False friend alert! The Swedish word "novell" is the same as the English "short story".
Just remembered 'novel' is also roman in Russian. Anyone know about the etymology of this word (roman)?
From Old French romanz (“common language (as opposed to Latin)”), from Medieval Latin rōmānicē, Vulgar Latin *romanicē (“in the way of the Romans (as opposed to the Franks)”) from Latin rōmānicus rōmānus. The meaning “common language” changed into “book in common language” and then into “adventure novel”.
Yes, as well as roman has the second meaning - (love) affair in Russian. Sorry for offtopic
I just want to point out that roman in Swedish does not have that extra meaning – that would be romans.
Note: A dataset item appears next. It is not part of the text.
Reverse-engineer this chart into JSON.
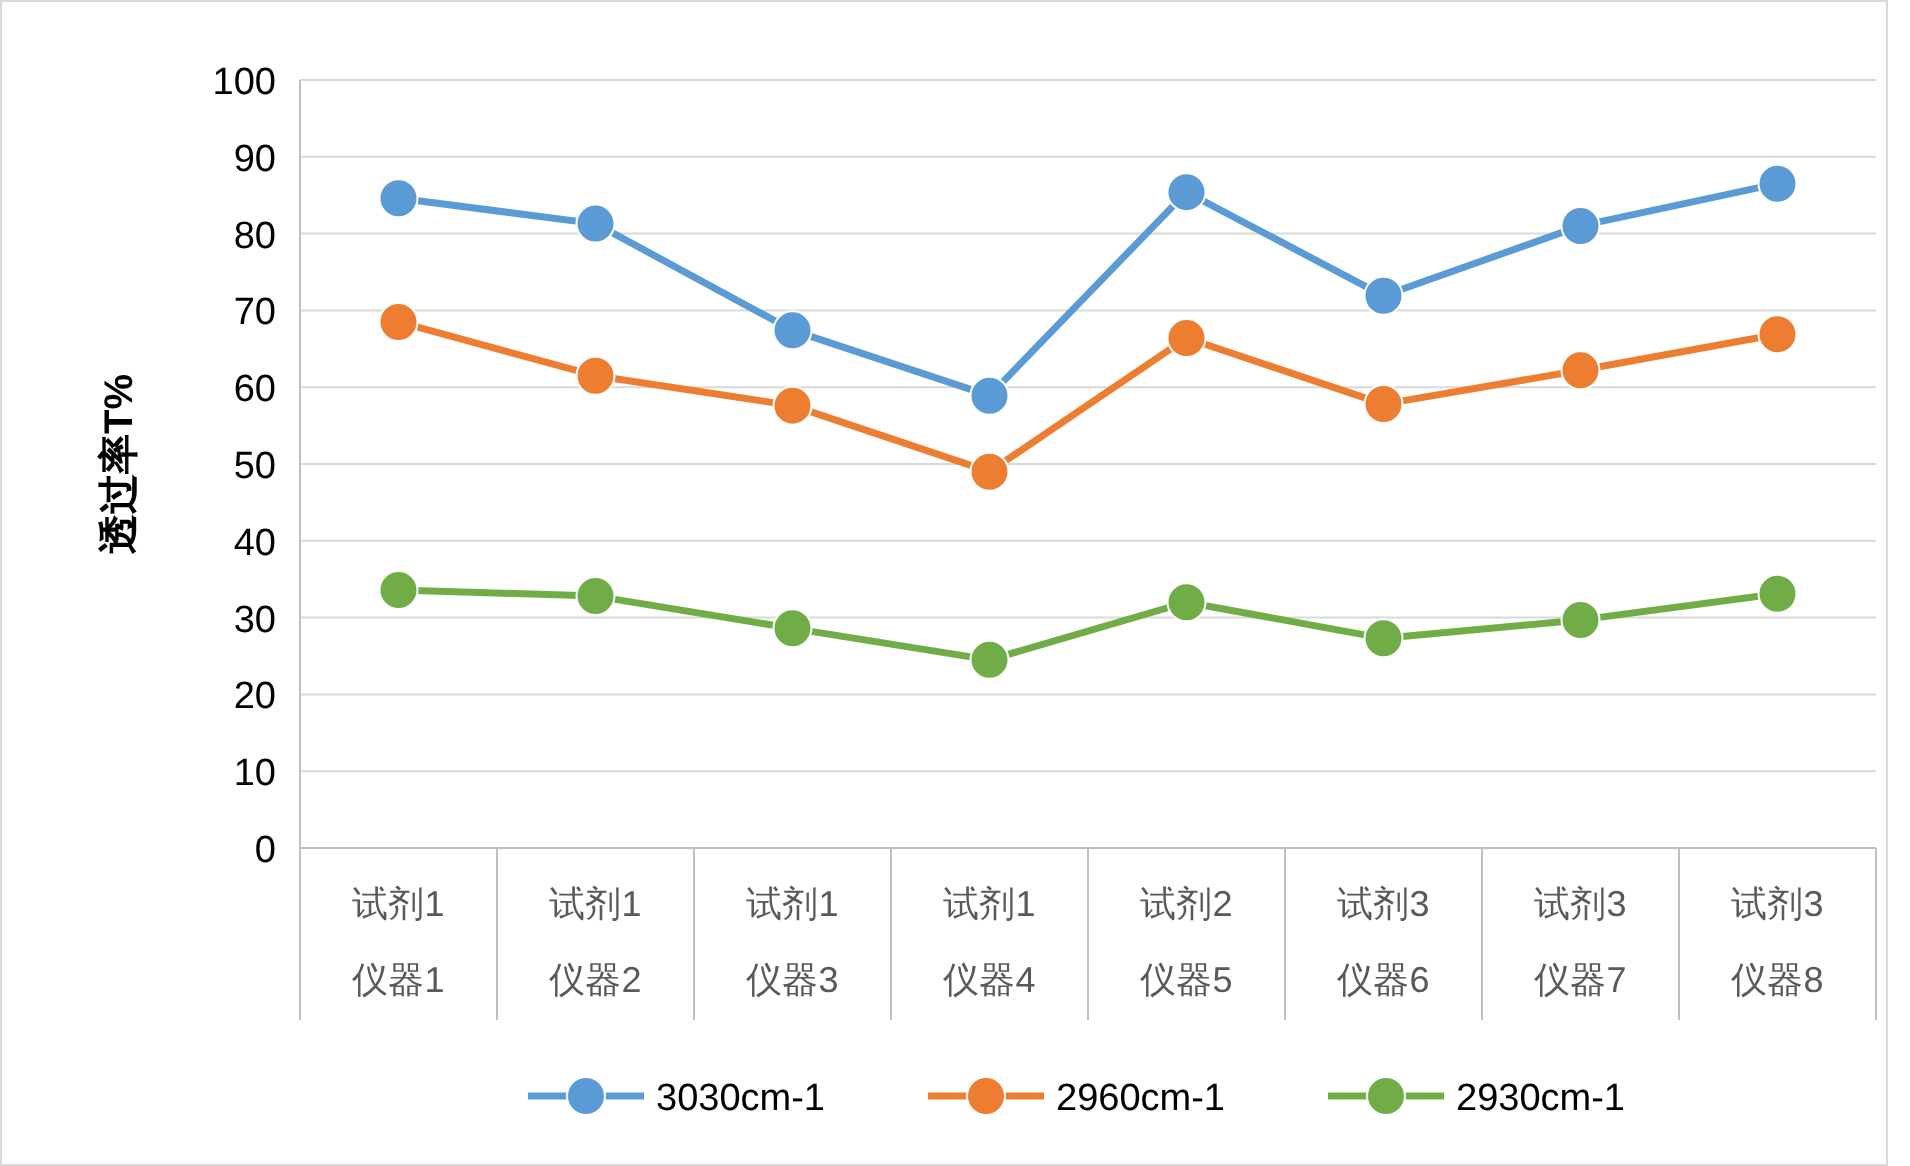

Why is the translation '...reads a novel' not accepted? Does it really have to be 'is reading '?
Yes, this is something that annoys me too, but they seem to switch it up between levels so either is acceptable, I believe.
Thats the exact answer I gave and it said it was wrong that it should have been The lady is ready 1 novel ??!
In english I think it would be quite rare to say "reading a novel" without a categorisation of the style e.g. romance novel, crime novel...would this be the same in Swedish?
I'd say no. It's perfectly fine to just say "... läser en roman.", or even "... läser en bok.".
Btw, the Swedish word for crime novel is deckare. Note that there is no roman there. Just deckare. So you would say "Kvinnan läser en deckare.".